Friday, January 22, 2010

Supreme Court Decision on Campaign Finance an Outrage

Yesterday, the Supreme Court overturned critical campaign finance laws regulating political campaign contributions from corporations. The Bipartisan Campaign Reform Act of 2002, the brainchild of Senator John McCain (R-AZ) and Senator Russ Feingold (D-WI), had limited how much corporations could spend on political campaign advertising and imposed other restrictions specific to the final days of a campaign. Other campaign finance laws going back nearly a century had already limited the ability of corporations to directly fund election campaigns. Yesterday's decision, however, will allow massive amounts of corporate and labor union money to flood the electoral process all over the country, drowning out the voice of the people.

Somewhere, the ghost of Alexander Hamilton is laughing.

In a 5-4 decision, the Court ruled that placing restrictions on political campaign spending by corporations represents a violation on free speech. This is, of course, utter nonsense. Natural rights such as the right to free speech are possessed by human beings, not artificial entities like corporations. A corporation has no more an inherent right to donate to a political campaign than does a puddle of water.

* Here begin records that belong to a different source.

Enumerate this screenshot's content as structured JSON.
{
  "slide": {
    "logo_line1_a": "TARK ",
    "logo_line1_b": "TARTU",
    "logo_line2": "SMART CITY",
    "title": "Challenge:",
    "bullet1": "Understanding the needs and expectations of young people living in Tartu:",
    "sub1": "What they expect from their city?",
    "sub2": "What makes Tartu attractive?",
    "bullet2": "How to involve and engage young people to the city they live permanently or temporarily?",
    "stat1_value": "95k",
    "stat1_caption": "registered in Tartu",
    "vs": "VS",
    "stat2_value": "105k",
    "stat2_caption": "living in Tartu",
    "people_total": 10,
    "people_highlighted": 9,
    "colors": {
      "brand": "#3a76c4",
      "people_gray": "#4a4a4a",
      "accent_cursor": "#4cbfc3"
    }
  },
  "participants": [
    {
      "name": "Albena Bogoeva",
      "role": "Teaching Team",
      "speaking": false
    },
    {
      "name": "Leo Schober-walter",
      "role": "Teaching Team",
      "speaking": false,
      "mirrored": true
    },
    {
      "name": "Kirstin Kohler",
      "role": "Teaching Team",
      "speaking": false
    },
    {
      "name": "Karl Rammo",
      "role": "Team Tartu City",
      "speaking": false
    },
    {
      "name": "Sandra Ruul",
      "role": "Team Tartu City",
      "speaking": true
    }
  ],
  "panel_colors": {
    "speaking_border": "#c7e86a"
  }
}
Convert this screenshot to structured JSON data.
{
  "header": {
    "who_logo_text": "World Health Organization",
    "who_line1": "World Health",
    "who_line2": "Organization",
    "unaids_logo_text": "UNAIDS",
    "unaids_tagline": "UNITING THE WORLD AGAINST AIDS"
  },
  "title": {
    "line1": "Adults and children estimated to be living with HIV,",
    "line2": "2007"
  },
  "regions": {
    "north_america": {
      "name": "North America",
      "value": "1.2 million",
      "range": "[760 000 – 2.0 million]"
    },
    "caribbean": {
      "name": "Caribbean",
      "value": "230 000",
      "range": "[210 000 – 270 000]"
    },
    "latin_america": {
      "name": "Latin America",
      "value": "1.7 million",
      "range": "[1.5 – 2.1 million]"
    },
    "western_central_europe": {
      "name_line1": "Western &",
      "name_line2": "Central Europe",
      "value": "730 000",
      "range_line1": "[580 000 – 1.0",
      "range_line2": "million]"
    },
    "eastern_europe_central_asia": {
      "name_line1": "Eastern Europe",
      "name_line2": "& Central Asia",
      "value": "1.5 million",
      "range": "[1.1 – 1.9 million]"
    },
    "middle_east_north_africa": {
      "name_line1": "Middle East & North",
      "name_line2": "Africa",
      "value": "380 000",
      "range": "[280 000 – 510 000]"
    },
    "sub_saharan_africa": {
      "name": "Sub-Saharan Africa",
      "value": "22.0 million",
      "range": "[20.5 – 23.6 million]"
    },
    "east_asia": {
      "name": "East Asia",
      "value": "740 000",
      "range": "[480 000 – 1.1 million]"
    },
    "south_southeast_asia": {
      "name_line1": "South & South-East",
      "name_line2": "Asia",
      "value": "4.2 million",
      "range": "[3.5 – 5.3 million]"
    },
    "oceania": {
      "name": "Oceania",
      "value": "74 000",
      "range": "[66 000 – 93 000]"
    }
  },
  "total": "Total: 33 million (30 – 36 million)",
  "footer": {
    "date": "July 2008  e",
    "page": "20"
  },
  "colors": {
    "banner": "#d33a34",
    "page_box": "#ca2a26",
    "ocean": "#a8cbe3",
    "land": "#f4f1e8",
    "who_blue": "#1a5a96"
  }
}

The idea of corporate personhood is an insidious legal concept that should be rejected with maximum prejudice. After all, can the entity known as "Bank of America" or "Walmart" walk into a county courthouse and register to vote?

If the executives of a corporation want to donate their own money to a political campaign, they are as free to do so as any other citizen. But they have no moral right, and should have no legal right, to rob the company coffers of shareholder money and funnel it to political candidates their shareholders may or may not support. To suggest otherwise is ludicrous on the face of it. The same, by the way, is true of labor union bosses using the funds of the union members.

Beyond the abstract outrages inherent in this court decision, its practical impact is likely to be extremely damaging to American democracy. Without any restrictions, corporations will be able to use their gargantuan financial weight to flood the airwaves and mail boxes with virtually unlimited advertisements attacking or supporting political candidates. If the past is any guide, these ads will be mere twenty-second soundbites designed to create false caricatures, utterly devoid of any meaningful content. The grassroots efforts of ordinary citizens, the true currency of genuine democracy, simply won't be able to compete.

Genuine democracy can only function when all viewpoints have a roughly equal opportunity for expression, and that requires the playing field to be as level as possible. If the financial power of the corporations is allowed to sweep away the words of ordinary citizens, then our elections are no better than the sham elections held by tin-pot dictatorships all over the world, in which the ruling party's control of the media ensures that the people hear only good things about the incumbents and only bad things about the challengers.

This decision is terrible news, and unfortunately not likely to be overturned anytime soon. It is yet more evidence of the critical need for fundamental reforms of the American electoral system on all levels. We need public financing of elections to ensure a more level playing field, we need redistricting reform to prevent partisan gerrymandering, and we need many other reforms.

We can only hope that there will be enough people of common sense and a commonwealth interest among our elected leaders to help bring this about.